The Tax Code requires that federal income tax brackets and certain other figures be adjusted for inflation annually. Wolters Kluwer has projected the 2018 standard deduction, tax bracket amounts and other inflation-adjusted tax figures based on the relevant inflation data just released by the U.S. Department of Labor (DOL).
Comment. These projections reflect current law. Tax reform legislation may change some of these amounts. Inflation-adjusted amounts, however, are expected to be built into any changes as well.
Key figures.
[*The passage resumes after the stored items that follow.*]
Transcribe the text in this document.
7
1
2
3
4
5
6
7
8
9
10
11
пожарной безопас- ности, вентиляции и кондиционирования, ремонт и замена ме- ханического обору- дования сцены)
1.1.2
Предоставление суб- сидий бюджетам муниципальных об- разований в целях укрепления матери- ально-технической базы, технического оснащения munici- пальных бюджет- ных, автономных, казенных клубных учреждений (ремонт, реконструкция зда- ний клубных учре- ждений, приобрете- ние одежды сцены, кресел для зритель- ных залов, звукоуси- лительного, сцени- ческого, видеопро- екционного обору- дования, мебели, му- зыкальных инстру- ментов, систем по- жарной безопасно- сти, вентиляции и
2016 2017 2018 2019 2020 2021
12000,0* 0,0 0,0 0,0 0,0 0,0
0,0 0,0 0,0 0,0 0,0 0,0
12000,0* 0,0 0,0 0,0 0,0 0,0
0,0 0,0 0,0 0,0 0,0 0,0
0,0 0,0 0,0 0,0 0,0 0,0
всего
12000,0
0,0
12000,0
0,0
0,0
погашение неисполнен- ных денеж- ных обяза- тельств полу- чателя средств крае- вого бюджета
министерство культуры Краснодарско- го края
Key projected inflation-adjusted tax amounts that have increased for 2018 include:
- The personal exemption for 2018 will rise $100 from its 2017 level, to $4,150.
- The top 39.6 percent bracket will start at: $480,050 for married joint filers (up from $470,700); $453,350 for heads of household (up from $444,550); $424,950 for unmarried filers (up from $418,400); $240,025 for married separate filers (up from $235,350); and $12,700 for estates and trusts (up $12,500 from 2017).
- Filers subject to the alternative minimum tax (AMT) will see their exemption amounts increase: $86,200 for married joint filers (up from $84,500); $55,400 for unmarried filers (up from $54,300); $43,100 for married separate filers (up from $42,250); and $24,600 for estates and trusts (up from $24,100).
- The annual gift tax exclusion will increase from $14,000 to $15,000 per donee in 2018.